Kate Middleton and William fascinated by their very first portrait: the “incredible” work makes a strong impression

The day before, the most glamorous couple of the British royal family was traveling to Waterloo station to celebrate Windrush Day. In a blazer and pants set in immaculate white, signed Alexander McQueen, the Duchess of Cambridge was already a sensation. This time, Kate Middleton and Prince William had the right to their first official portrait, unveiled this Thursday, June 23, 2022 to mark the couple’s visit to Cambridge County to celebrate. During this first stop of the day, the Duchess wore a lovely blue LK Bennett patterned dress, recycled for the occasion. The 40-something couple visited the Fitzwilliam Museum at the University of Cambridge, where they discovered the portrait, revealed to the public for the first time.

We see Kate in an emerald dress costing more than 1,800 euros, from the brand The Vampire’s Wife, which she wore for the first time during a historic three-day visit to Dublin in March 2020. At the feet of the duchess, Manolo Blahnik green satin pumps at more than 1000 euros. The mother of George, Charlotte and Louis puts her arm around her husband William, dressed in a suit and a blue tie. This work painted by the British Jamie Coreth was commissioned in 2021 by the Cambridgeshire Royal Portrait fund. The Cambridge couple was subsequently able to meet many craftsmen who participated in this project.
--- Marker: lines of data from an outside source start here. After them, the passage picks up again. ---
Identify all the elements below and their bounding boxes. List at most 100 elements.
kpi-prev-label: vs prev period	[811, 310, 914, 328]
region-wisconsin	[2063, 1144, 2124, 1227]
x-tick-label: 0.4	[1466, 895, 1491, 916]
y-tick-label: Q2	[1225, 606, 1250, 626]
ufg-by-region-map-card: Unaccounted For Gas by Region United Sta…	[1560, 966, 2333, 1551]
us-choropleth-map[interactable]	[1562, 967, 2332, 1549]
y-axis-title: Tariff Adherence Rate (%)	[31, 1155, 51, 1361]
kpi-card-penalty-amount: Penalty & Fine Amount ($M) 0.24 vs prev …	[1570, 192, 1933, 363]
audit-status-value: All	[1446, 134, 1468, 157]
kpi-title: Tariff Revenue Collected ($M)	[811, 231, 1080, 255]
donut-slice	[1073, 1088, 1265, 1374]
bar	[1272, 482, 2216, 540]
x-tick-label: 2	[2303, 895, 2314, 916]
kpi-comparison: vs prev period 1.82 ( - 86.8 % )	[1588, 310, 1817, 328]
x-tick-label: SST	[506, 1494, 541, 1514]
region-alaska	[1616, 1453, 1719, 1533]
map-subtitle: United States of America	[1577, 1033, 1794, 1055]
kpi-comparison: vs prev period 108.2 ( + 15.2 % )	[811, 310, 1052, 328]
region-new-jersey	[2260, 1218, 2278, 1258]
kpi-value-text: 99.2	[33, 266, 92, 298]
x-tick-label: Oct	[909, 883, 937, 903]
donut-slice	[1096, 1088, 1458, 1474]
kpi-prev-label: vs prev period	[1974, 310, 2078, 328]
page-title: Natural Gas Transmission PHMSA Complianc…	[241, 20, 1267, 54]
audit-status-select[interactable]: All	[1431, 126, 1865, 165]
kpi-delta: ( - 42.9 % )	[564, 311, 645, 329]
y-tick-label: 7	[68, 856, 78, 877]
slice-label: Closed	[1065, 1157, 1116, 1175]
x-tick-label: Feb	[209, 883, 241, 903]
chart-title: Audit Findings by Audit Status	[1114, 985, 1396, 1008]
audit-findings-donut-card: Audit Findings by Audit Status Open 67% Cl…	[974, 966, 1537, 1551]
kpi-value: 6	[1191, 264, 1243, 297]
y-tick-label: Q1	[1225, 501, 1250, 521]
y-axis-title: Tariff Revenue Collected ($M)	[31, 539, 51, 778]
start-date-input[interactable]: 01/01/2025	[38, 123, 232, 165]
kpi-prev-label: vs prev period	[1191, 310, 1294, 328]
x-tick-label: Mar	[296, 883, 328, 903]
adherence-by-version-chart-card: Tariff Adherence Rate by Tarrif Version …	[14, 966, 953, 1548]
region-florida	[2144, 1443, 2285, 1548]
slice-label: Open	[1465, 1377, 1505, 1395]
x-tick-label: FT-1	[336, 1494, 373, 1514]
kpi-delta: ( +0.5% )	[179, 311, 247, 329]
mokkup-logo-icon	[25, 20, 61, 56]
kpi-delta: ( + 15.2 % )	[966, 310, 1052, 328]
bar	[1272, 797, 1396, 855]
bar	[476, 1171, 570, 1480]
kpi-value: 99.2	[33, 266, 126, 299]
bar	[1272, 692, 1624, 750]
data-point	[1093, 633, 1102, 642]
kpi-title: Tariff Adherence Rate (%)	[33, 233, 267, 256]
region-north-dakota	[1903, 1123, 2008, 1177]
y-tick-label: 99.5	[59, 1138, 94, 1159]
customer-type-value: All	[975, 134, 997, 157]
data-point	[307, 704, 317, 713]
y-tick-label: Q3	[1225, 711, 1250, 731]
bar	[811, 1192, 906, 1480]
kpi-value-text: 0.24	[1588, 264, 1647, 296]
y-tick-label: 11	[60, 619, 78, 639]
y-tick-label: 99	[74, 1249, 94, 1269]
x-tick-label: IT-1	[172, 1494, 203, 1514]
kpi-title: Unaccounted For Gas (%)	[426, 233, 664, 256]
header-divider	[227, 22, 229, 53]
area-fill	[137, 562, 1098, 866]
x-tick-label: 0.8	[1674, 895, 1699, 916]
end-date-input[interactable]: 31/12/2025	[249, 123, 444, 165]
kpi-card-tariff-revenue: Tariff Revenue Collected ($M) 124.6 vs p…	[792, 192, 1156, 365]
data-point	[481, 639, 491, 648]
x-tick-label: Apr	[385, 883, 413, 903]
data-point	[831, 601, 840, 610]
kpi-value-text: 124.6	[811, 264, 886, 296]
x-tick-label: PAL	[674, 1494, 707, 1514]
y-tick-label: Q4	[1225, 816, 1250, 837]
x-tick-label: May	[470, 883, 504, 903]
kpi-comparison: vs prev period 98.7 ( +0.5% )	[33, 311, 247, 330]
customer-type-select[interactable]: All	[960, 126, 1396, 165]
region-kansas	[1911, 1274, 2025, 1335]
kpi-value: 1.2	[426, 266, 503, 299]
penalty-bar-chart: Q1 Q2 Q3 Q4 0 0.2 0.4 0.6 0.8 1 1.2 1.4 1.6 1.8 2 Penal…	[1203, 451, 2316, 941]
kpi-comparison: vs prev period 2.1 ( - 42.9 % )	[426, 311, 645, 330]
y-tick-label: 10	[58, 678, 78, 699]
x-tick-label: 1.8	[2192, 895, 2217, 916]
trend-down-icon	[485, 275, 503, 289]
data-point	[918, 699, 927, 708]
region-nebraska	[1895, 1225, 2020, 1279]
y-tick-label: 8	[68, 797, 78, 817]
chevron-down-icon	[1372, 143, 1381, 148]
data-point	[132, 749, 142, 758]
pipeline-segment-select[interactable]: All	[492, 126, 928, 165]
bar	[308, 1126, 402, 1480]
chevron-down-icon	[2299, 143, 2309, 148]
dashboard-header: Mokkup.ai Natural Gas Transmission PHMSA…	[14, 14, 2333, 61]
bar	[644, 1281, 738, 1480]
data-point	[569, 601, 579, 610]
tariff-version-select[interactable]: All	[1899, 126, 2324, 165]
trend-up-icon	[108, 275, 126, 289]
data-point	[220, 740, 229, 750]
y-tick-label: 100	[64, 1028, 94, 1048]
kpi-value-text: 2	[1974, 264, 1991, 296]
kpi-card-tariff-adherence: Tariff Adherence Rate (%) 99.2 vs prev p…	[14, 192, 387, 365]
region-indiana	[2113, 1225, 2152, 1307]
Prince William fell asleep in class

Prince William was full of praise for said painting, confiding in the painter that it was “unbelievable“. If he was able to appreciate the work, the Duke of Cambridge nevertheless admitted that he was not fond of the history of art during his university studies. The son of Charles and Diana has indeed admitted to falling asleep during classes. “We did a lot of Renaissance, which was amazing. But once we got into modern art, I started to get a little sleepyt,” he said. Artist Jamie Coreth said he was honored to have been “chosen to paint this pictureThe painting will also be loaned to the National Portrait Gallery for a short period in 2023 to mark the reopening of the gallery.